Dondlinger expressed to Woodruff that she was considering resigning from the task force in an email on Dec. 7.
“I’m thinking of resigning from the residency committee because I have been so fed up with the way [Lee] runs it,” Dondlinger wrote. “[Lee] makes executive decisions on behalf of the “committee” when it truly is just him choosing what happens. The only thing we have done this year is the residency fair, which was all his idea and that is all we have talked about. He has lied about various things within the committee and displays false information to the committee in the way that he wants it to be put out there and does not tell the whole story. He only has his best interests in mind.”
Dondlinger did not respond to an interview request from the Daily.
Hauber expressed similar concerns about Lee’s leadership style in an email to Neely on Feb. 2, but she did not mention a possibility of resigning.
Neely said he met with Hauber and Woodruff about Lee’s conduct during the fall semester, which is when Woodruff first requested Lee’s removal from his position.

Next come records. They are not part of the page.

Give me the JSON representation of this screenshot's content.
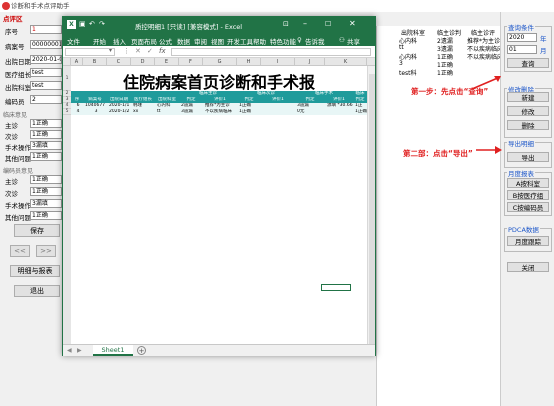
{
  "app": {
    "title": "诊断和手术点评助手"
  },
  "form": {
    "section_title": "点评区",
    "fields": [
      {
        "label": "序号",
        "value": "1"
      },
      {
        "label": "病案号",
        "value": "00000001"
      },
      {
        "label": "出院日期",
        "value": "2020-01-01"
      },
      {
        "label": "医疗组长",
        "value": "test"
      },
      {
        "label": "出院科室",
        "value": "test"
      },
      {
        "label": "编码员",
        "value": "2"
      }
    ],
    "group1_title": "临床意见",
    "group1": [
      {
        "label": "主诊",
        "value": "1正确"
      },
      {
        "label": "次诊",
        "value": "1正确"
      },
      {
        "label": "手术操作",
        "value": "3漏填"
      },
      {
        "label": "其他问题",
        "value": "1正确"
      }
    ],
    "group2_title": "编码员意见",
    "group2": [
      {
        "label": "主诊",
        "value": "1正确"
      },
      {
        "label": "次诊",
        "value": "1正确"
      },
      {
        "label": "手术操作",
        "value": "3漏填"
      },
      {
        "label": "其他问题",
        "value": "1正确"
      }
    ],
    "save_label": "保存",
    "prev_label": "<<",
    "next_label": ">>",
    "detail_label": "明细与报表",
    "exit_label": "退出"
  },
  "grid": {
    "headers": [
      "出院科室",
      "临主诊判"
    ],
    "rows": [
      [
        "心内科",
        "2遗漏"
      ],
      [
        "tt",
        "3遗漏"
      ],
      [
        "心内科",
        "1正确"
      ],
      [
        "3",
        "1正确"
      ],
      [
        "test科",
        "1正确"
      ]
    ],
    "col3_header": "临主诊评",
    "col3": [
      "推荐*为主诊",
      "不以疾病临床",
      "不以疾病临床",
      "",
      ""
    ]
  },
  "right": {
    "query_title": "查询条件",
    "year": "2020",
    "year_unit": "年",
    "month": "01",
    "month_unit": "月",
    "query_label": "查询",
    "modify_title": "修改删除",
    "add_label": "新建",
    "modify_label": "修改",
    "delete_label": "删除",
    "export_title": "导出明细",
    "export_label": "导出",
    "monthly_title": "月度报表",
    "rpt_a": "A按科室",
    "rpt_b": "B按医疗组",
    "rpt_c": "C按编码员",
    "pdca_title": "PDCA数据",
    "pdca_label": "月度跟踪",
    "close_label": "关闭"
  },
  "annotations": {
    "step1": "第一步：先点击“查询”",
    "step2": "第二部：点击“导出”"
  },
  "excel": {
    "title": "质控明细1 [只读] [兼容模式] - Excel",
    "share": "共享",
    "tabs": [
      "文件",
      "开始",
      "插入",
      "页面布局",
      "公式",
      "数据",
      "审阅",
      "视图",
      "开发工具",
      "帮助",
      "特色功能",
      "告诉我"
    ],
    "cols": [
      "A",
      "B",
      "C",
      "D",
      "E",
      "F",
      "G",
      "H",
      "I",
      "J",
      "K"
    ],
    "sheet_title": "住院病案首页诊断和手术报",
    "group_headers": [
      "临床主诊",
      "临床次诊",
      "临床手术",
      "临床"
    ],
    "headers": [
      "序",
      "病案号",
      "出院日期",
      "医疗组长",
      "出院科室",
      "判定",
      "评价1",
      "判定",
      "评价1",
      "判定",
      "评价1",
      "判定"
    ],
    "rows": [
      [
        "6",
        "1040677",
        "2020-1/1",
        "韩瑾",
        "心内科",
        "2遗漏",
        "推荐*为主诊",
        "1正确",
        "",
        "3遗漏",
        "源填 *30.66",
        "1正"
      ],
      [
        "4",
        "3",
        "2020-1/2",
        "xx",
        "tt",
        "3遗漏",
        "不以疾病临床",
        "1正确",
        "",
        "0无",
        "",
        "1正确"
      ]
    ],
    "sheet_tab": "Sheet1",
    "add_sheet": "+"
  }
}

During the meeting, Neely asked Woodruff and Hauber if they had reached out to Lee about their concerns and neither said they had. Neely encouraged them to have a conversation with Lee.
Woodruff said he didn’t believe Neely’s encouragement was a sufficient response to the senators’ concerns but was concerned about overstepping his boundaries.
“I pushed heavily for President Neely to take action because [Lee] is part of cabinet, and this entire year I’ve stressed that we are one government but formed of co-equal branches, and it is not my place as speaker of the senate to step on President Neely’s toes,” Woodruff said. “I was trying to be respectful of his branch of government and give him the opportunity to address the issues that others saw.”
Regardless of what specific incident inspired the bill, Student Government members on both sides of the issue agree Saturday’s meeting will be tense, and it may be difficult for people to separate the professional from the personal.
Woodruff said personal feelings will “obviously influence” the vote, but he doesn’t believe everyone’s mind is made up. Woodruff also said he has not decided how he will vote but will most likely abstain.
For the session to meet quorum, two-thirds of the 29 seated senators must attend. Two-thirds of senators must also vote in favor of the bill for it to pass, according to the Student Government Constitution.
During this session, Student Government “is waiving the bylaws on who can speak during the meeting to ensure every voice – Senate, Cabinet, and all students – are heard,” according to an email from Woodruff.
Lee said he believes Senate will “most certainly” remove him.
Senior Director of Student Services Zahra Barkley said she believes Woodruff is abusing his power as speaker to call an emergency meeting because he wouldn’t do so if another senator had been publicly criticized by another member of Student Government.
“It’s the campaign,” Barkley said. “That’s exactly what it is. What [Lee] said is truthful, and that scares Cody.”